John Wall Gets Dose of Reality from Magic in NBA Debut
There's not much to cha-cha about when your team is down by 35 points entering the fourth quarter. Orlando went on to wipe out Washington 112-83, all of which just drove home what we all knew.
Wall is good, and is going to be very good. But nothing the No. 1 pick does in the next three or four years will amount to more than top-10 plays on SportsCenter.
"We came out and didn't play together as a team," he said.
Wall will probably repeat some version of that about 60 times this season. Even if the Wizards play together, they won't make much of a team.
It's almost a shame the best rookie always ends up on the worst team, but that's how the draft works. Players like Wall give teams like Washington hope. But when you see the gulf between the Wiz and the Magic, you wonder whether Wall will eventually give up and try to hitch a ride out of town with Albert Haynesworth.
"We played scared at times," Wizards coach Flip Saunders said.

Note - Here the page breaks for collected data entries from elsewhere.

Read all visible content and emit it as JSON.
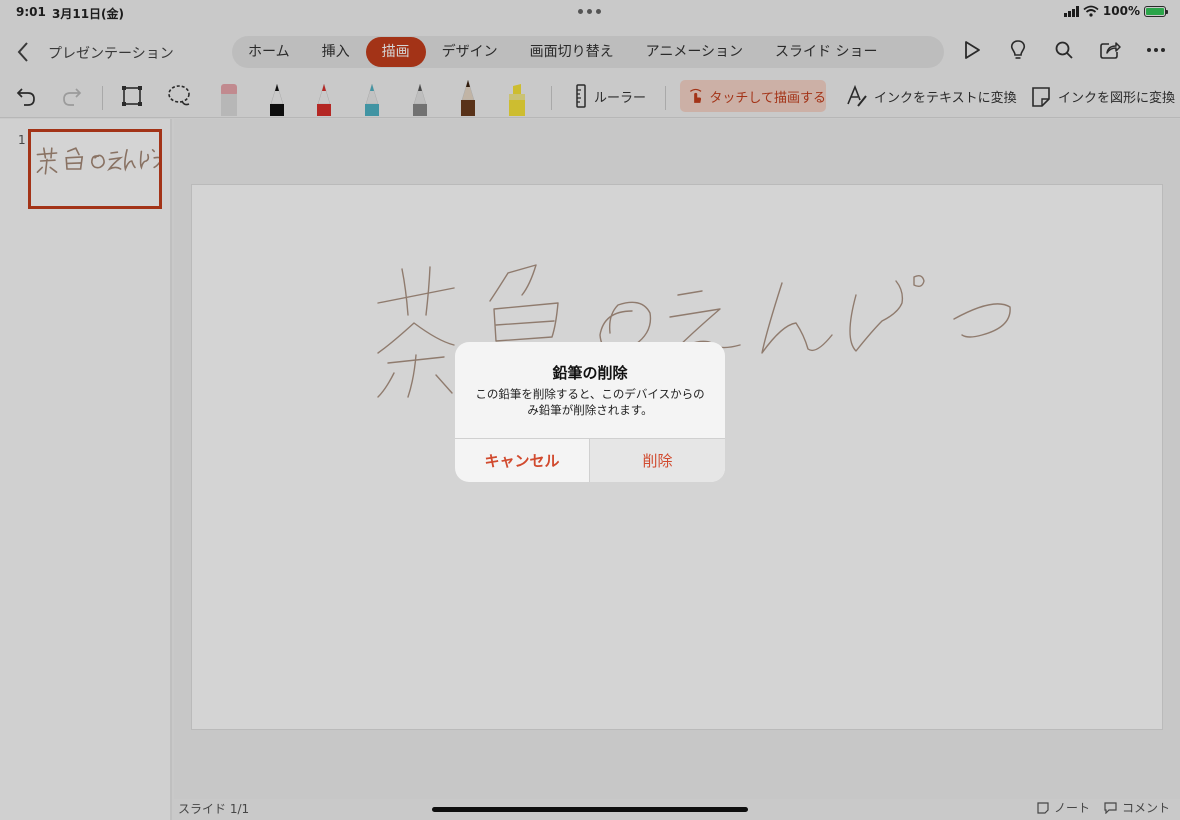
{
  "status": {
    "time": "9:01",
    "date": "3月11日(金)",
    "battery": "100%"
  },
  "header": {
    "title": "プレゼンテーション",
    "tabs": [
      {
        "label": "ホーム",
        "active": false
      },
      {
        "label": "挿入",
        "active": false
      },
      {
        "label": "描画",
        "active": true
      },
      {
        "label": "デザイン",
        "active": false
      },
      {
        "label": "画面切り替え",
        "active": false
      },
      {
        "label": "アニメーション",
        "active": false
      },
      {
        "label": "スライド ショー",
        "active": false
      }
    ],
    "icons": [
      "play-icon",
      "lightbulb-icon",
      "search-icon",
      "share-icon",
      "more-icon"
    ]
  },
  "toolbar": {
    "ruler_label": "ルーラー",
    "touch_draw_label": "タッチして描画する",
    "ink_to_text_label": "インクをテキストに変換",
    "ink_to_shape_label": "インクを図形に変換",
    "pens": [
      {
        "name": "eraser",
        "color": "#e9a7ad"
      },
      {
        "name": "pen-black",
        "color": "#111111"
      },
      {
        "name": "pen-red",
        "color": "#d9302c"
      },
      {
        "name": "pen-teal",
        "color": "#4fb3c4"
      },
      {
        "name": "pencil-gray",
        "color": "#8a8a8a"
      },
      {
        "name": "pencil-brown",
        "color": "#6b3d1f"
      },
      {
        "name": "highlighter-yellow",
        "color": "#f7e43a"
      }
    ]
  },
  "thumbnails": [
    {
      "number": "1"
    }
  ],
  "footer": {
    "slide_count": "スライド 1/1",
    "notes": "ノート",
    "comments": "コメント"
  },
  "dialog": {
    "title": "鉛筆の削除",
    "message": "この鉛筆を削除すると、このデバイスからのみ鉛筆が削除されます。",
    "cancel": "キャンセル",
    "delete": "削除"
  },
  "colors": {
    "accent": "#c43e1c",
    "ink": "#a58a78"
  }
}
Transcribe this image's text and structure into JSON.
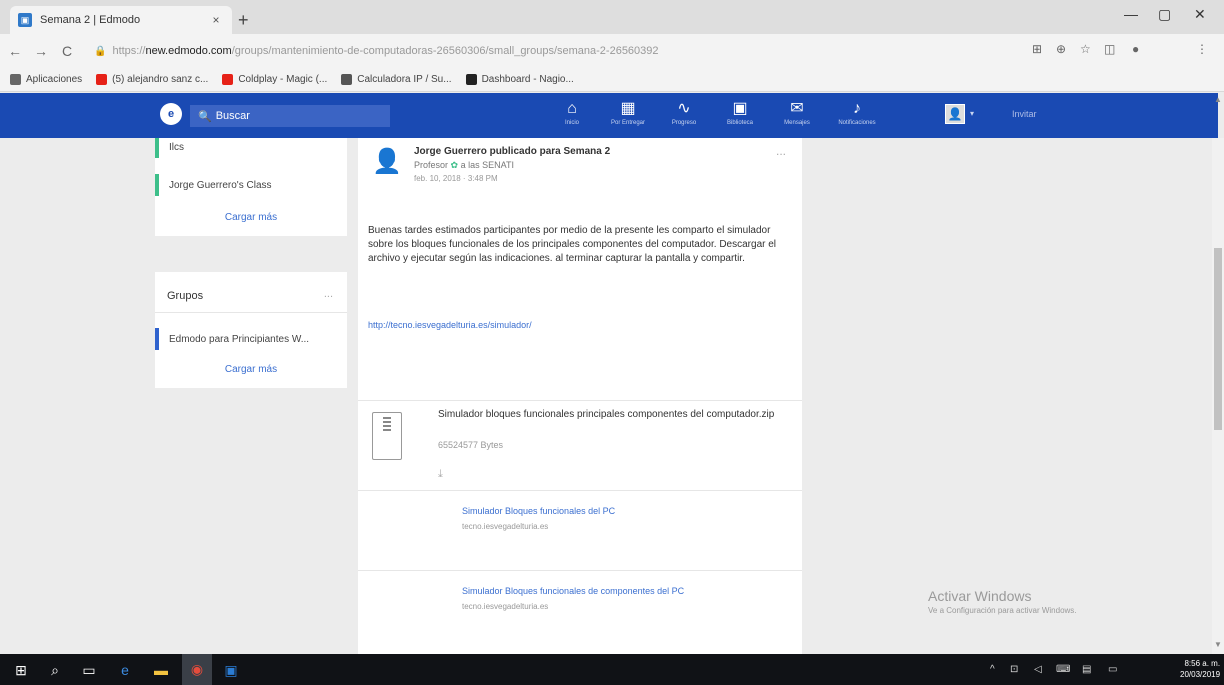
{
  "browser": {
    "tab_title": "Semana 2 | Edmodo",
    "tab_close": "×",
    "new_tab": "+",
    "minimize": "—",
    "maximize": "▢",
    "close": "✕",
    "back": "←",
    "forward": "→",
    "reload": "C",
    "url_scheme": "https://",
    "url_host": "new.edmodo.com",
    "url_path": "/groups/mantenimiento-de-computadoras-26560306/small_groups/semana-2-26560392",
    "bookmarks": [
      {
        "label": "Aplicaciones",
        "color": "#666666"
      },
      {
        "label": "(5) alejandro sanz c...",
        "color": "#e62117"
      },
      {
        "label": "Coldplay - Magic (...",
        "color": "#e62117"
      },
      {
        "label": "Calculadora IP / Su...",
        "color": "#555555"
      },
      {
        "label": "Dashboard - Nagio...",
        "color": "#222222"
      }
    ]
  },
  "edmodo": {
    "logo": "e",
    "search_label": "Buscar",
    "nav": [
      {
        "label": "Inicio",
        "icon": "home-icon"
      },
      {
        "label": "Por Entregar",
        "icon": "calendar-icon"
      },
      {
        "label": "Progreso",
        "icon": "progress-icon"
      },
      {
        "label": "Biblioteca",
        "icon": "library-icon"
      },
      {
        "label": "Mensajes",
        "icon": "messages-icon"
      },
      {
        "label": "Notificaciones",
        "icon": "notifications-icon"
      }
    ],
    "invite": "Invitar",
    "accent": "#1a4ab3"
  },
  "sidebar": {
    "classes": [
      "Ilcs",
      "Jorge Guerrero's Class"
    ],
    "load_more": "Cargar más",
    "groups_title": "Grupos",
    "groups_menu": "...",
    "groups": [
      "Edmodo para Principiantes W..."
    ],
    "groups_load_more": "Cargar más"
  },
  "post": {
    "author": "Jorge Guerrero publicado para Semana 2",
    "role": "Profesor",
    "role_suffix": "a las SENATI",
    "date": "feb. 10, 2018 · 3:48 PM",
    "menu": "...",
    "body": "Buenas tardes estimados participantes por medio de la presente les comparto el simulador sobre los bloques funcionales de los principales componentes del computador. Descargar el archivo y ejecutar según las indicaciones. al terminar capturar la pantalla y compartir.",
    "link": "http://tecno.iesvegadelturia.es/simulador/",
    "file": {
      "name": "Simulador bloques funcionales principales componentes del computador.zip",
      "size": "65524577 Bytes"
    },
    "links": [
      {
        "title": "Simulador Bloques funcionales del PC",
        "host": "tecno.iesvegadelturia.es"
      },
      {
        "title": "Simulador Bloques funcionales de componentes del PC",
        "host": "tecno.iesvegadelturia.es"
      }
    ]
  },
  "watermark": {
    "line1": "Activar Windows",
    "line2": "Ve a Configuración para activar Windows."
  },
  "taskbar": {
    "time": "8:56 a. m.",
    "date": "20/03/2019"
  }
}
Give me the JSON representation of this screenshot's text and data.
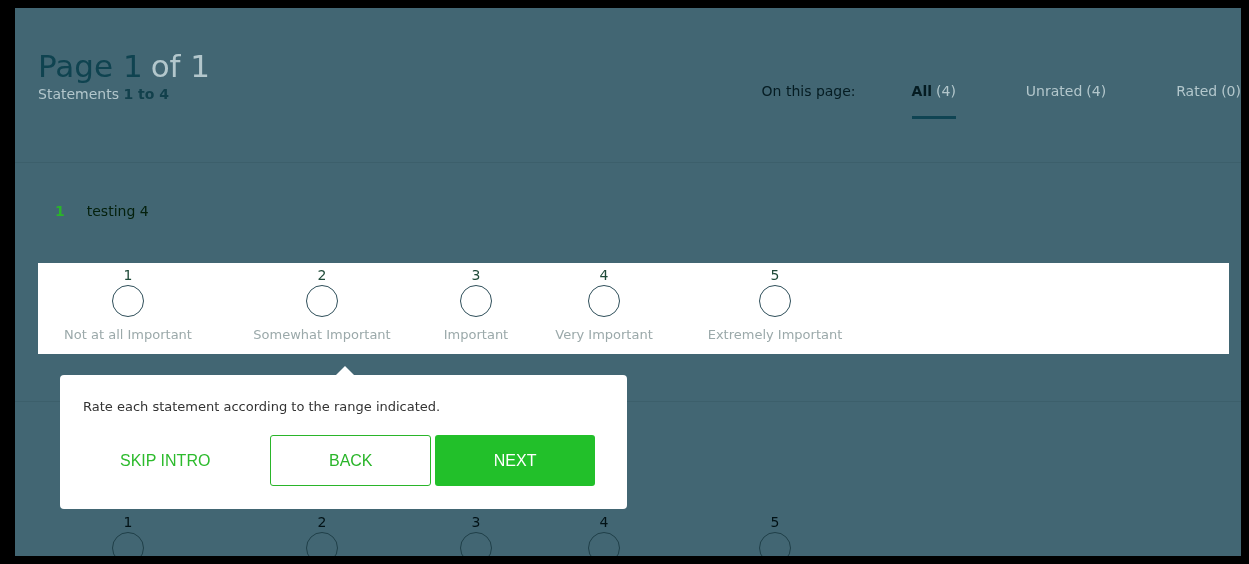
{
  "header": {
    "title": "Page 1",
    "title_suffix": "of 1",
    "subtitle": "Statements **1 to 4**",
    "filter_label": "On this page:",
    "tabs": [
      {
        "label": "All",
        "count": "(4)",
        "selected": true
      },
      {
        "label": "Unrated",
        "count": "(4)",
        "selected": false
      },
      {
        "label": "Rated",
        "count": "(0)",
        "selected": false
      }
    ]
  },
  "statements": [
    {
      "number": "1",
      "text": "testing 4",
      "highlighted": true,
      "options": [
        {
          "value": "1",
          "label": "Not at all Important",
          "selected": false
        },
        {
          "value": "2",
          "label": "Somewhat Important",
          "selected": false
        },
        {
          "value": "3",
          "label": "Important",
          "selected": false
        },
        {
          "value": "4",
          "label": "Very Important",
          "selected": false
        },
        {
          "value": "5",
          "label": "Extremely Important",
          "selected": false
        }
      ]
    },
    {
      "highlighted": false,
      "options": [
        {
          "value": "1",
          "selected": false
        },
        {
          "value": "2",
          "selected": false
        },
        {
          "value": "3",
          "selected": false
        },
        {
          "value": "4",
          "selected": false
        },
        {
          "value": "5",
          "selected": false
        }
      ]
    }
  ],
  "intro_popup": {
    "message": "Rate each statement according to the range indicated.",
    "skip": "SKIP INTRO",
    "back": "BACK",
    "next": "NEXT"
  }
}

Playing Dwight Howard will do that to you. The NBA certainly could have given its top pick an easier place to start. It was the regular-season opener for the Amway Arena, an event so big even Tiger Woods showed up.
Tiger used to be a semi-regular at the old Amway Arena, but he wasn't spotted last year. Reportedly there were problems at home. He was in his new courtside seats Thursday night and doing a lot less texting than he used to do. If only they'd put Tiger on Kiss-Cam, it would have been a perfect evening.
Wall will probably not remember much of it. His final stats were 14 points, nine assists, three steals, three turnovers and zero dances.
Remember the little number he would do last year at Kentucky? Wall would raise his right arm, bend the elbow as if to flex his biceps, then twirl his fist to and fro. Throw in a little body shimmy and you had the John Wall Dance.
It became all the rage as he led Kentucky on a regular-season rampage. Now it seems destined to go the way of the Macarena, the Electric Slide, the Achy-Breaky and whatever dance Cloris Leachman did on "Dancing With The Stars."
"It was tough," Wall said of his debut. "It really taught me what I need to work on."
The most obvious thing is his outside shooting. Wall is a one-man fast break waiting to happen. But when the Wizards had to set up in half court, Orlando sagged off and dared Wall to shoot the 20-footer.
"He has to take those shots," Saunders said. "He has to make those shots."
In time, he might. On Thursday he missed 13 of his 19 attempts.
"Some nights you are going to make them. Some nights you're not," he said. "Tonight was a night I did not."
He could have been 19-for-19 and it might not have mattered. The Wizards are in the first phase of a massive rebuilding project. Their starting five was Wall, Andray Blatche, JaVale McGee, Al Thornton and Kirk Hinrich.
That sounds like a 20-win team. Twenty-five if Gilbert Arenas returns and doesn't threaten to shoot any of his teammates.
"We played scared at times," Saunders said. "We had 49 missed shots and only three offensive rebounds."
As for the No. 1 pick?
"We got beat by 29," Saunders said, "so he didn't do a very good job."
The new coach isn't cutting Wall any rookie slack. It's good that Saunders expects Wall to play like the best guy on the team. The scary part for Washington fans is that he is already by far the best guy on the team.
The Wizards will need a few more high picks and some shrewd trades to matter, but we knew that going into the season. Now that it's here you wonder if by the time John Wall is able to dance again, he'll even remember the steps.